April 30, 2019 – In a live televised speech, Maduro claims troops loyal to him defeated a “coup attempt” by Trump and national security adviser John Bolton. US Secretary of State Mike Pompeo told CNN that Maduro was preparing to fly out of the country, but the Russians convinced him to stay. A spokesperson for the Russian Foreign Ministry said Pompeo’s claims were false.
July 4, 2019 – The United Nations High Commissioner for Human Rights publishes a report very critical of the Maduro regime. Based on research conducted from January 2018 to May 2019, the report “highlights patterns of violations directly and indirectly affecting all human rights.” Responding a few days later, Maduro claims the report contains manipulation and inaccurate data.

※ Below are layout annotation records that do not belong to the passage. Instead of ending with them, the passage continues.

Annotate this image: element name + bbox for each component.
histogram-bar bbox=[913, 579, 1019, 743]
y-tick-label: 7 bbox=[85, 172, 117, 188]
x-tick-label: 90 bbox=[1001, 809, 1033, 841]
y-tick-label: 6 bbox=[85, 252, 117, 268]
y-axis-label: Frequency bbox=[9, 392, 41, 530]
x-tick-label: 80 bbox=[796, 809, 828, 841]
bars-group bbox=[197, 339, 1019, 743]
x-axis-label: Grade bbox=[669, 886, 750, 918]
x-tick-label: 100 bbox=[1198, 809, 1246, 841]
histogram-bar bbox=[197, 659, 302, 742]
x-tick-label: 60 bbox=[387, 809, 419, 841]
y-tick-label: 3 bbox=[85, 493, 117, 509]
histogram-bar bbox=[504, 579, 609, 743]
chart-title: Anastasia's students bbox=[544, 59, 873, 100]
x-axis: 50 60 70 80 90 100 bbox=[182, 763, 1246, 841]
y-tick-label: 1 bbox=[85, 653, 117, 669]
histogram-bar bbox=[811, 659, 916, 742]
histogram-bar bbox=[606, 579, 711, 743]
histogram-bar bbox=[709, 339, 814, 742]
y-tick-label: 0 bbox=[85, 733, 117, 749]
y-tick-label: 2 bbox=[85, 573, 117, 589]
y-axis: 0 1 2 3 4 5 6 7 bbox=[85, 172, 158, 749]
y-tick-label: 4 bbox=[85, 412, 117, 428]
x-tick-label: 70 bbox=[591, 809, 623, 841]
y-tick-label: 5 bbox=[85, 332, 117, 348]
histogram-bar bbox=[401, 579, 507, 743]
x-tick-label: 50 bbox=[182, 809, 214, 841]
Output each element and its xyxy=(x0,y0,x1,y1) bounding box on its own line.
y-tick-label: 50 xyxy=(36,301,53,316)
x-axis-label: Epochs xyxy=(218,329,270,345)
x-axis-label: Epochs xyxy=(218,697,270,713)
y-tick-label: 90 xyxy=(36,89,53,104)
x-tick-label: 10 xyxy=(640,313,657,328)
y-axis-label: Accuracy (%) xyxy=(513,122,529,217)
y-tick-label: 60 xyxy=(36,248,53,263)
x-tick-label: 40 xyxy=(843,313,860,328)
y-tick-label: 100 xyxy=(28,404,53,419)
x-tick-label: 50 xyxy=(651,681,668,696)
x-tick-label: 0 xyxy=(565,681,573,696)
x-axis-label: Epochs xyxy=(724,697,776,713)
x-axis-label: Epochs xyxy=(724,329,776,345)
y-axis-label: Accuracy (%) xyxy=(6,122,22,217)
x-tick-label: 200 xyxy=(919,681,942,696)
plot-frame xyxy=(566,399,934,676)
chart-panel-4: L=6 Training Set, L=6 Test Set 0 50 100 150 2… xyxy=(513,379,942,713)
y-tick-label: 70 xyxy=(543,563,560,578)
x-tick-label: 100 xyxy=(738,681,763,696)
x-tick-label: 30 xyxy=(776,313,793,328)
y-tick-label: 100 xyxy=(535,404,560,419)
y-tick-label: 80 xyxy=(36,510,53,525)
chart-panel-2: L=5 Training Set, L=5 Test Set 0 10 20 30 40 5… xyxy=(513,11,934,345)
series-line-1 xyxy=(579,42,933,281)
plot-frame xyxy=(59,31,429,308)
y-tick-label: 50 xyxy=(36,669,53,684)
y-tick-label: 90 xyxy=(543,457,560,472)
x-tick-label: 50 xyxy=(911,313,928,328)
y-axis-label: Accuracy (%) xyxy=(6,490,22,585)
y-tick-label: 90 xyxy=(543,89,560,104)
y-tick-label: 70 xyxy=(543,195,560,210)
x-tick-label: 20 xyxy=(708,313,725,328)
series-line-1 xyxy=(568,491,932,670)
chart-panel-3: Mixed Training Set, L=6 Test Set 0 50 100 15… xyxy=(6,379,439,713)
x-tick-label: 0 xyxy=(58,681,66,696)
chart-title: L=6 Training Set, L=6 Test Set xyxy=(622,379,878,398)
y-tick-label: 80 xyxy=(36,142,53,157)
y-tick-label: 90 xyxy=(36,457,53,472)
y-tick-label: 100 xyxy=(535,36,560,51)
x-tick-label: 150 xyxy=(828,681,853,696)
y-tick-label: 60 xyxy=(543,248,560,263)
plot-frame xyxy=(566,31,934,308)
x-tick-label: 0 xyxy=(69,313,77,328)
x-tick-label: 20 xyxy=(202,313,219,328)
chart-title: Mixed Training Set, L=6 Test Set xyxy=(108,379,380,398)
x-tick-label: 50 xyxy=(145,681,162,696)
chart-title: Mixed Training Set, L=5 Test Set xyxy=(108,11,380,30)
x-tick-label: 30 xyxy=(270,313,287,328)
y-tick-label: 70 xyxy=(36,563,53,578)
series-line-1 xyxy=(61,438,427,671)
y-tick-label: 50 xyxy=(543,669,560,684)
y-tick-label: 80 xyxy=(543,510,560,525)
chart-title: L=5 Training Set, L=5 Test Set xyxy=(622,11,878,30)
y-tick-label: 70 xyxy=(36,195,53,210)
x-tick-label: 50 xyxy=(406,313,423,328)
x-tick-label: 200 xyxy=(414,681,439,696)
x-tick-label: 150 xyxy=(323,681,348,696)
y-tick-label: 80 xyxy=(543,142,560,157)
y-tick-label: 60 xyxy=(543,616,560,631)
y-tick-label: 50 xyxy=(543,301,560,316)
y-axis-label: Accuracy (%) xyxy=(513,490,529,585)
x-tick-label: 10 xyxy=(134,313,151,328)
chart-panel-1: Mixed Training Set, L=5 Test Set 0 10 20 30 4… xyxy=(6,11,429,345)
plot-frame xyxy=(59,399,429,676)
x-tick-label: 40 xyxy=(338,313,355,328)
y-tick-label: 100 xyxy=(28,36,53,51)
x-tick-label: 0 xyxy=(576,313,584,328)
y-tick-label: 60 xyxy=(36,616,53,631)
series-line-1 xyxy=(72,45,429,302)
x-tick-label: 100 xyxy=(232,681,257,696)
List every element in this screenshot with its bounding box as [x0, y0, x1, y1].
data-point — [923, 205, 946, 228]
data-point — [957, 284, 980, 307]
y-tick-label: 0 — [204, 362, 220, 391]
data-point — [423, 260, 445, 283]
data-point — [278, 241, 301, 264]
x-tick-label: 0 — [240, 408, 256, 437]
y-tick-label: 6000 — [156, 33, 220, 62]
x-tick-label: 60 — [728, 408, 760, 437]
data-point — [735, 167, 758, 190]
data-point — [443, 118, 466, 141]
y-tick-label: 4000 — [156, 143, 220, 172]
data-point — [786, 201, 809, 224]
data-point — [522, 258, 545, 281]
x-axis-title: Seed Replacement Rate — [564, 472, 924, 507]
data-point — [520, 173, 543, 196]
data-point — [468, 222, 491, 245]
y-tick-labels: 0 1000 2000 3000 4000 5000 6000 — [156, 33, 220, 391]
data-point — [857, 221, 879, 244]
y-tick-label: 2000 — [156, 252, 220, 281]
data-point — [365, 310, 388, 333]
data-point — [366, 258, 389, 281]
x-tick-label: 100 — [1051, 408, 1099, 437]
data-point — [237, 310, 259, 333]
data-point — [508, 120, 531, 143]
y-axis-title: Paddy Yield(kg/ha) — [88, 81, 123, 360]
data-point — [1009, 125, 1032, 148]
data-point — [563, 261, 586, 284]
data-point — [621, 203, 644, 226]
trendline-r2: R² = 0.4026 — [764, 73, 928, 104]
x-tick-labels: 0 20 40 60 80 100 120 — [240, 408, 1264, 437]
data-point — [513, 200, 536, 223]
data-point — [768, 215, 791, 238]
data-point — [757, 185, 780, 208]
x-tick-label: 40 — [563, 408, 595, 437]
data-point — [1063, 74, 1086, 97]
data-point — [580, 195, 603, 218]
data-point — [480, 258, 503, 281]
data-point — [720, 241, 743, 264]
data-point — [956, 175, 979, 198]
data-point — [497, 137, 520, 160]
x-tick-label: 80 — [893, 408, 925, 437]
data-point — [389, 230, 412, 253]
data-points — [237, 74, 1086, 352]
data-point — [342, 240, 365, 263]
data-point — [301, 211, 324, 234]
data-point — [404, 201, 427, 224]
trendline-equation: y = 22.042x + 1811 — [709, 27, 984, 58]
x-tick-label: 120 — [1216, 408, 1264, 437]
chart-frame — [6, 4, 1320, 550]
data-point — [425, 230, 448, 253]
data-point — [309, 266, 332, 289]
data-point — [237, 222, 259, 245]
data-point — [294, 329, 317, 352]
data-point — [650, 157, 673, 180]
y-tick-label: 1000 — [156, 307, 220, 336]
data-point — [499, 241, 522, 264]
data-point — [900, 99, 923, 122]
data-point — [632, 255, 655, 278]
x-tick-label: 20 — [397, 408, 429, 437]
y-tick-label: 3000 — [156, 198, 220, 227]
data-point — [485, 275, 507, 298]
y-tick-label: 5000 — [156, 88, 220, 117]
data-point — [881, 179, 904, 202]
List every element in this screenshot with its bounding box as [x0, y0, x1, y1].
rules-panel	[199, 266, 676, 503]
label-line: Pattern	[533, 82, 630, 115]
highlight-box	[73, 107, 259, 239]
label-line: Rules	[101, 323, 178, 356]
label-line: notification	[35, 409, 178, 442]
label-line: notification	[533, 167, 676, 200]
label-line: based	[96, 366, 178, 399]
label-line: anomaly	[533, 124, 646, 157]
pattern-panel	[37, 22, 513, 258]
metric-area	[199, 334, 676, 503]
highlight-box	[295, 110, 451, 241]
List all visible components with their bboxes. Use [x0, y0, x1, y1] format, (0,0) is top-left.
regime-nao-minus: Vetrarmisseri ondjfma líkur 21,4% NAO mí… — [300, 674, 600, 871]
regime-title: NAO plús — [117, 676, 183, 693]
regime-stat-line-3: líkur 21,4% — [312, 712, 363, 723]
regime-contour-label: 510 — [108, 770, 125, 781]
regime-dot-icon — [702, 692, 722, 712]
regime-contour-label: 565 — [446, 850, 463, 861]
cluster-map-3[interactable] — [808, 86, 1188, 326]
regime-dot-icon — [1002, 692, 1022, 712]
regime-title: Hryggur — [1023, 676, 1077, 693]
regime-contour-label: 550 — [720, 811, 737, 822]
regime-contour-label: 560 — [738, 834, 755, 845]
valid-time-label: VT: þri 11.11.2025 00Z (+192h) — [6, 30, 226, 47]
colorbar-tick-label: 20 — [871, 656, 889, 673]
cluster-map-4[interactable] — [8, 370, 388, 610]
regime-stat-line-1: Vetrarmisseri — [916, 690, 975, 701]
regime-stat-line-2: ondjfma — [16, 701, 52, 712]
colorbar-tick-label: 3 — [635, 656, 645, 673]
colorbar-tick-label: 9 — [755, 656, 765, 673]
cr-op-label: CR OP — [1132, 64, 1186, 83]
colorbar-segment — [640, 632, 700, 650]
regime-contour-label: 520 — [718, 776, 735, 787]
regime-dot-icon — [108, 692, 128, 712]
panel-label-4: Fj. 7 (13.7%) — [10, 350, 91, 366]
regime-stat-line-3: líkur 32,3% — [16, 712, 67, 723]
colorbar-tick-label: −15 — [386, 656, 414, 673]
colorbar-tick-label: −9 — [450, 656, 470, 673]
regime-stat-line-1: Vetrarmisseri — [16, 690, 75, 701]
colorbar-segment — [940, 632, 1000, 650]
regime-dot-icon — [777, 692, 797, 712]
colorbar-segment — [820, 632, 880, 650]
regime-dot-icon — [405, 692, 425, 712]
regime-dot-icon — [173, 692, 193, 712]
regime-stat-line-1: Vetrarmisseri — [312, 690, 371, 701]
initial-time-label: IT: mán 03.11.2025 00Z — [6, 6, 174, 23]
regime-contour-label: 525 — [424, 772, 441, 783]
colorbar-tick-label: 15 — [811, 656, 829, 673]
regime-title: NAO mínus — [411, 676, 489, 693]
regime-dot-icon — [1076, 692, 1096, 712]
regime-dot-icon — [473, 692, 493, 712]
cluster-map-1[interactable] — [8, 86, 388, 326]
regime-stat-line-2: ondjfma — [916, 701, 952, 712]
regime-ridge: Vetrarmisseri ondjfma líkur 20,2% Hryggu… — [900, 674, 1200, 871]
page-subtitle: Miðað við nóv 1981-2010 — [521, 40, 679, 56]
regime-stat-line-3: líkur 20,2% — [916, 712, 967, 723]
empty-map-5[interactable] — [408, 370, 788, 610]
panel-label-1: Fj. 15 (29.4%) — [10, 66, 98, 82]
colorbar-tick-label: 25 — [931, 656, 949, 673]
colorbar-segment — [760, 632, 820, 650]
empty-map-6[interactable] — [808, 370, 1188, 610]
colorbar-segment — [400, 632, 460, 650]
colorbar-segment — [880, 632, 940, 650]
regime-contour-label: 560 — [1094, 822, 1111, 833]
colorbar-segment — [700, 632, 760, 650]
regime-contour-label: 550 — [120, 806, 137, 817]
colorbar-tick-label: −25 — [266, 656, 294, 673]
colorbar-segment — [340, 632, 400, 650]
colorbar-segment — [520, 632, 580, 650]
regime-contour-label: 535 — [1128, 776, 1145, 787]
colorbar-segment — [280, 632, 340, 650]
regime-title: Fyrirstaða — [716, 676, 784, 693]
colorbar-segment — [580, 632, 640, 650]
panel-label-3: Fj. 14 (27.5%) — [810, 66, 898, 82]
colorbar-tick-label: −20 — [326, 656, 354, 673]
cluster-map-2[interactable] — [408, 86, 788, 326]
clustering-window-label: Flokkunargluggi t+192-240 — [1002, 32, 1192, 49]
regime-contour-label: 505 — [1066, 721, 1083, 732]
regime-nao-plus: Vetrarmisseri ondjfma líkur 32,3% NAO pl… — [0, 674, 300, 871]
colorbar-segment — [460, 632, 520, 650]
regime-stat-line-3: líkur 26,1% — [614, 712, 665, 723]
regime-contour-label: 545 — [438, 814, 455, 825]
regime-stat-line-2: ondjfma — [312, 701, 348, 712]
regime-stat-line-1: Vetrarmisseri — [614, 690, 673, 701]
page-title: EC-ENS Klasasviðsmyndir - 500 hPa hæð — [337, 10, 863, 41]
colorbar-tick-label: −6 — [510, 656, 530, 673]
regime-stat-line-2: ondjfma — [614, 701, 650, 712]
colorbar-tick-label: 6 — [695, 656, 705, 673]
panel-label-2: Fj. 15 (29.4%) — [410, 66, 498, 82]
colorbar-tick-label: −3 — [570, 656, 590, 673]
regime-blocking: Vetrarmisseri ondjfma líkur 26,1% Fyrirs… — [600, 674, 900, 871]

March 26, 2020 – Justice Department announces narcoterrorism and other criminal charges against Maduro and top leaders of his government. Federal prosecutors in the Southern District of New York, Miami and Washington, D.C., say those responsible are leaders of the so-called Cartel de los Soles and coordinate with the Colombian rebel group FARC to traffic cocaine to the UNITED STATES.
May 4, 2020 – In a speech live on state television, Maduro reports that two American “mercenaries” have been apprehended after a coup attempt to capture and deport him. He identifies the captured Americans as Luke Denman, 34, and Airan Berry, 41. He shows what he claims are the men’s U.S. passports and driver’s licenses, as well as their identification cards from Silvercorp, a Florida-based security services company. On August 8, the men were sentenced to 20 years in prison.
July 24, 2021 – In an interview with Venezuelan public television, Maduro said he was ready to open negotiations with the Venezuelan opposition in August.
October 16, 2021 – Venezuela is suspending ongoing negotiations with the opposition following the extradition of Colombian businessman Alex Saab, an alleged Maduro financier, to the United States on money laundering charges.
September 20, 2022 – HAS new UN report documents crimes against humanity, including torture committed by Venezuelan security forces. The report says orders to commit these crimes came from Maduro and other senior officials.